オーブンの内壁にエネルギーを無駄にしないでください。
正直に言えば、ガラスの焼成過程で最も多くのエネルギーが消費されるのは、通常、ガラス自体を加熱するのではなく、オーブンの内壁やその周囲の空気を温めることです。これは明らかに無駄遣いです。
だからこそ、私たちは透明な石英製の赤外線管を使用しています。これにより、必要な場所に正確に熱を届けることができます。
なぜ透明な石英が効果的か
ここで重要なのは、光がどのように伝わるかという点です。透明な石英は、短波長の赤外線をそのまま管の中を通過させるので、熱が詰まったりしません。

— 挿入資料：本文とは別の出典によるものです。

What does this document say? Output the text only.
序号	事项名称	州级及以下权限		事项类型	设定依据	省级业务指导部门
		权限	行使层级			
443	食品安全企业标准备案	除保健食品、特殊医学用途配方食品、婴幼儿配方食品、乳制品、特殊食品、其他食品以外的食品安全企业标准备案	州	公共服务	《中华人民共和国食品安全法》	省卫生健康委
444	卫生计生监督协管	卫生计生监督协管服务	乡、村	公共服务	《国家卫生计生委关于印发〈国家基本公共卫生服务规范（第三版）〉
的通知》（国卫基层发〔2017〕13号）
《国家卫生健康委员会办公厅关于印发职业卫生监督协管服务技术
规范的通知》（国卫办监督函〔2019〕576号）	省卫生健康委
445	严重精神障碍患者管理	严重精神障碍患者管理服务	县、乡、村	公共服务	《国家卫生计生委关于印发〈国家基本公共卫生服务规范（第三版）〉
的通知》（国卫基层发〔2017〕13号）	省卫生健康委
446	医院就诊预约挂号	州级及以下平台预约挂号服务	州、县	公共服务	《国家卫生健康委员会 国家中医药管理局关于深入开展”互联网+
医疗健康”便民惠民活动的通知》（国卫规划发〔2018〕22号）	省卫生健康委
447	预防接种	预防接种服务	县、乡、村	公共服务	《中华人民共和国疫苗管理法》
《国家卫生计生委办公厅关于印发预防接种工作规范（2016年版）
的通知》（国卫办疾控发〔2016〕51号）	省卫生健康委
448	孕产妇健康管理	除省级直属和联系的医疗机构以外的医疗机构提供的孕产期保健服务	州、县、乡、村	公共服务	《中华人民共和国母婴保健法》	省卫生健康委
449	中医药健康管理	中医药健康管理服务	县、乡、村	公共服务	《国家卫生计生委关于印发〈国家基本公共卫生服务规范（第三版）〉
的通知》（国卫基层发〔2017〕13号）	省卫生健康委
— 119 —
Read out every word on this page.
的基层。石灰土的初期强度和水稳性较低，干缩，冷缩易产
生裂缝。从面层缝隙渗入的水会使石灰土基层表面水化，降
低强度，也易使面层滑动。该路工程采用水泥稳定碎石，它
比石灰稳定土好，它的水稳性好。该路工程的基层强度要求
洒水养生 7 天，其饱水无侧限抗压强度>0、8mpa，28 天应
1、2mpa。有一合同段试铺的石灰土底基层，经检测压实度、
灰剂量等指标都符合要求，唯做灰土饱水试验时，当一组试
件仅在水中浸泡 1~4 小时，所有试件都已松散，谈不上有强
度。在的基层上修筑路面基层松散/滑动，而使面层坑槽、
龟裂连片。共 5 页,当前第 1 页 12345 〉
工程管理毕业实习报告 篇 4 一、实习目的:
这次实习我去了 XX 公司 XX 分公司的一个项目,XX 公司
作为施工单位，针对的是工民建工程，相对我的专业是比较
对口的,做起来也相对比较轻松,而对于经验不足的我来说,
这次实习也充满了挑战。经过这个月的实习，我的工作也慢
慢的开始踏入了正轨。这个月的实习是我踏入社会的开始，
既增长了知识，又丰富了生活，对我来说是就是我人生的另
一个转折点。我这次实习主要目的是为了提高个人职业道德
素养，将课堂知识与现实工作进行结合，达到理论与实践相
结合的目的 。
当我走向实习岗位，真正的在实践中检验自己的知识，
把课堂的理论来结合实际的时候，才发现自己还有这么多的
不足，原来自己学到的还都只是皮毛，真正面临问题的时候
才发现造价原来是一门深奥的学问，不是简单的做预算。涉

一方、コーティングされた管の場合、熱がフィラメントに戻ってしまいますが、透明な石英では、幅広い波長のエネルギーがガラスに当たります。その結果、ガラスの温度がより速く上昇し、表面全体に均一に熱が分布します。中央部分が端と同じくらい温かいかどうか心配する必要もありません。
電力の適切な設定
管を選ぶ際には、ワット数と長さの比率を考慮します。これが実質的な熱密度です。
高ワット数の管を使えば、スペースを節約できます。しかし、それには代償があります。石英に過度な負荷がかかるのです。私たちが作る装置は、頻繁な稼働に耐えられるように設計されていますが、電源の安定性を保つ必要があります。電圧が不安定になると、フィラメントが破損してしまいます。
取り付け方法と注意点
良いニュースは、これらの装置は古くて重たい抵抗式ヒーターの代替品として使用できることです。通常、既存の制御装置をそのまま使えます。ただし、赤外線ヒーターの反応速度は古いヒーターよりもずっと速いので、PID設定を調整して安定した動作を維持する必要があります。
ただし、注意すべき点もあります。
透明な石英は指紋に弱いのです。取り付け時に油っぽい手で触ってしまうと、その部分が過熱して石英が割れてしまいます。面倒ですが、必ずノンウォッシュグローブを着用しましょう。
また、熱が集中するため、コンベヤーの速度が遅すぎると「ホットスポット」ができてしまうことがあります。その場合は、ベルトの速度を上げて、ガラスの厚みに合った温度になるようにしましょう。